Norfolk, Va.-based Portfolio Recovery Associates, Inc. (Nasdaq: PRAA) reported net income of $10.1 million, or $0.65 per diluted share, for the quarter ended September 30, 2009, down 12 percent from net income reported in the year ago quarter. Analysts polled by Thompson Reuters had anticipated earnings of $0.77 per share for the third quarter of 2009.
PRA said that total revenue in the third quarter of 2009 was unchanged from Q3 2008 at $68.6 million. The company took an $8 million net allowance charge — equivalent to approximately $4.8 million after tax, or 31 cents per diluted share — against its purchased portfolios. Net impairment charges were $3.3 million in the year ago period.
"Portfolio Recovery Associates continued to perform solidly in the third quarter of 2009, despite an economy still struggling to recover from recession,” said Steven D. Fredrickson, Chairman, President and Chief Executive Officer. “Not only did the Company produce strong results operationally, but we continued to build for the future — further refining our best-in-class platform and taking advantage of our access to capital to make significant portfolio acquisitions. An $8 million net allowance charge, equivalent to 31 cents a share, did undermine earnings growth. Nevertheless, Portfolio Recovery Associates is well-positioned to emerge from this economic downturn a stronger and more efficient competitor.”

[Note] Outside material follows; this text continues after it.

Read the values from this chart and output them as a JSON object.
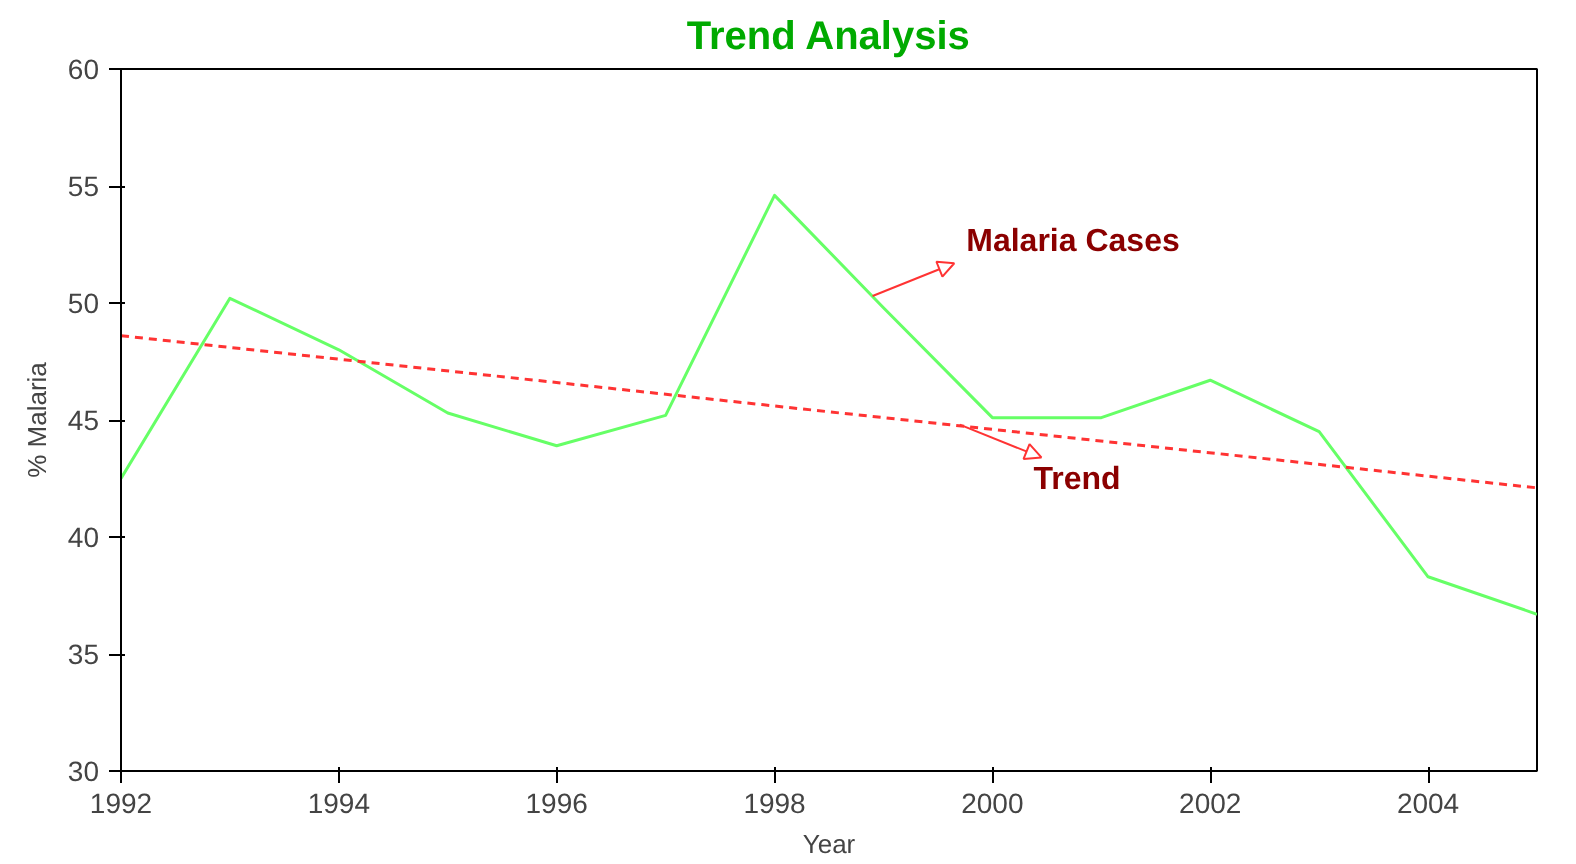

On a conference call for investors Thursday evening, management noted that PRA’s accounting practices dictate that it take impairment charges on under-performing portfolios very quickly, while brand new portfolios that are exceeding expectations must wait at least six months to show the over performance on the company’s financial statements. They noted that this phenomenon was occurring in the third quarter of 2009, as recently purchased debt portfolios beat expectations in the period.
The company’s cash collections rose 11 percent to a record $92.4 million in the third quarter of 2009. Call center and other collections increased 11 percent to $48.6 million; external legal collections decreased 29 percent to $15.3 million; internal legal collections grew 194 percent to $6.2 million; and purchased bankruptcy collections gained 45 percent to $22.2 million when compared with the year-earlier period.
The company’s fee-for-service businesses generated revenue of $14.2 million in the third quarter, down 10.1 percent from a year ago. These businesses accounted for 20.8 percent of the PRA’s overall revenue in the third quarter of 2009, down from 23.1 percent in Q3 2008.
PRA purchased $1.75 billion of face-value debt during the third quarter for $76.7 million. The debt was acquired in 100 portfolios from 12 different sellers. The company said that 95 percent of the debt was credit card accounts, with the balance comprised of utility and installment loans. Of the accounts, 61 percent were in bankruptcy.
Management said that at the end of the quarter, the company employed 1,312 collection staff.